Klieman’s problems with Brown
It’s been covered extensively, and in more detail, on other occasions, but the coaching matchup in Morgantown, W. Va., pitted the two men at the top of the list to replace Bill Snyder following the Hall of Famer’s retirement in December 2018. Klieman got the gig; then-Troy coach Neal Brown returned to Alabama, before West Virginia tabbed him as its new head coach in January 2019 following Dana Holgorsen’s departure for Houston.
Klieman has had more on-field success than Brown since they joined the Big 12. Klieman is 12-7 at K-State, with a 9-5 record in conference play; Brown is 9-9 and 6-8, respectively. Klieman took the Wildcats to a bowl last season; Brown and the Mountaineers stayed home after finishing 5-7.
Klieman is 3-1 at K-State versus ranked teams, with two of those being victories over then-top-five Oklahoma squads.
Brown is 2-4 against ranked foes as West Virginia’s head man ... but both of those wins have come against Klieman and the Wildcats.
Don’t you think the 0-2 record versus Brown will be on the forefront of Klieman’s mind when the Mountaineers come to Manhattan next year? (Klieman won’t say this publicly, though. He’s not the type to engage in any talk that takes the focus away from the team, always stating his only priority is taking things day by day.)
If the 0-2 record isn’t enough, this surely will stick with Klieman: The 27-point defeat is the most lopsided loss he’s had in 104 games as a college head coach.
Let’s just say we expect next year’s K-State/West Virginia game to be circled on Klieman’s calendar.

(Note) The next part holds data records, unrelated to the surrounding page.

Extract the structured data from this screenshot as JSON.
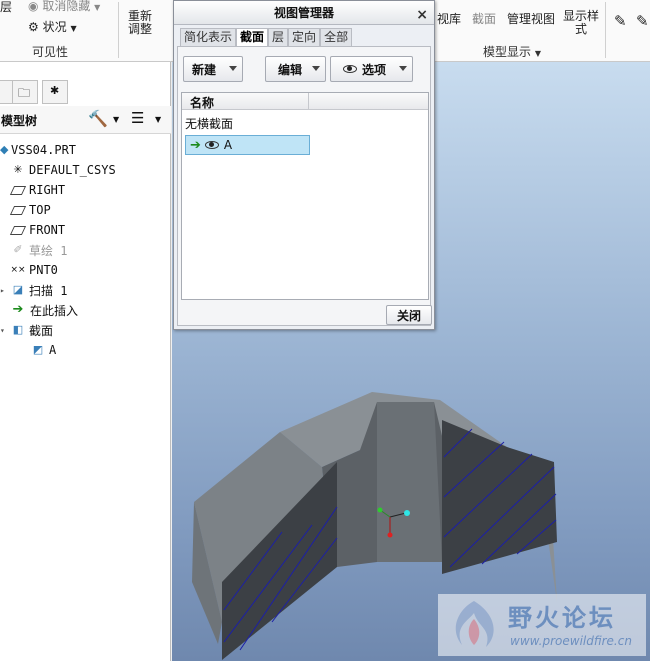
{
  "ribbon": {
    "layer_partial": "层",
    "unhide": "取消隐藏",
    "status": "状况",
    "visibility_group": "可见性",
    "regen_line1": "重新",
    "regen_line2": "调整",
    "view_lib_partial": "视库",
    "section": "截面",
    "manage_views": "管理视图",
    "display_style_line1": "显示样",
    "display_style_line2": "式",
    "model_display_group": "模型显示"
  },
  "model_tree": {
    "title": "模型树",
    "items": [
      {
        "label": "VSS04.PRT"
      },
      {
        "label": "DEFAULT_CSYS"
      },
      {
        "label": "RIGHT"
      },
      {
        "label": "TOP"
      },
      {
        "label": "FRONT"
      },
      {
        "label": "草绘 1"
      },
      {
        "label": "PNT0"
      },
      {
        "label": "扫描 1"
      },
      {
        "label": "在此插入"
      },
      {
        "label": "截面"
      },
      {
        "label": "A"
      }
    ]
  },
  "dialog": {
    "title": "视图管理器",
    "close_x": "×",
    "tabs": [
      {
        "label": "简化表示"
      },
      {
        "label": "截面"
      },
      {
        "label": "层"
      },
      {
        "label": "定向"
      },
      {
        "label": "全部"
      }
    ],
    "new_button": "新建",
    "edit_button": "编辑",
    "options_button": "选项",
    "list_header": "名称",
    "rows": [
      {
        "label": "无横截面"
      },
      {
        "label": "A"
      }
    ],
    "close_button": "关闭"
  },
  "watermark": {
    "text": "野火论坛",
    "url": "www.proewildfire.cn"
  }
}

WR corps continues to struggle
The lone bright spot for K-State offensively came in the second quarter, when it scored its only touchdown of the game. It came on a 35-yard pass play from Howard to Malik Knowles. As hard as it is to believe, that marked Knowles’ first touchdown this fall — five and a half games into the pandemic-shortened 2020 season.
For a player many expected to become the undisputed go-to receiver for the Wildcats upon Dalton Schoen’s graduation, Knowles’ lack of progress this season has been staggering. We’ve heard from K-State’s coaching staff that part of this is physical; Knowles has been banged up with nagging, undisclosed injuries for most of the season. Still, it’s clear it’s partly mental, too. Knowles has dropped a number of passes this season, and that’s never good for a receiver’s confidence.
The touchdown catch might be the catalyst for Knowles to finish with a flourish in K-State’s final four regular-season games and the bowl to come. It didn’t come immediately, though: The touchdown was his only reception during Saturday’s loss.
Knowles’ lack of production is baffling.
He ranks sixth — sixth! — on the team in both receptions (four) and receiving yards (77) this year. He’s capable of so much more — he proved that last season, when he received votes as the Big 12 Offensive Freshman of the Year after catching 27 passes for 397 yards and three touchdowns. He put up those numbers despite, yet again, battling various injuries for the majority of the season.
Vaughn is terrific. Tight end Briley Moore has shown to be dependable, too. But for K-State to avoid a deflating end to the regular season — with games left against Oklahoma State, Iowa State, Baylor and Texas, a 1-3 record in that span is a distinct possibility — it needs the receiving corps to step up.
Knowles is the best of the bunch.
He just needs to prove it with a stellar finish to his sophomore campaign.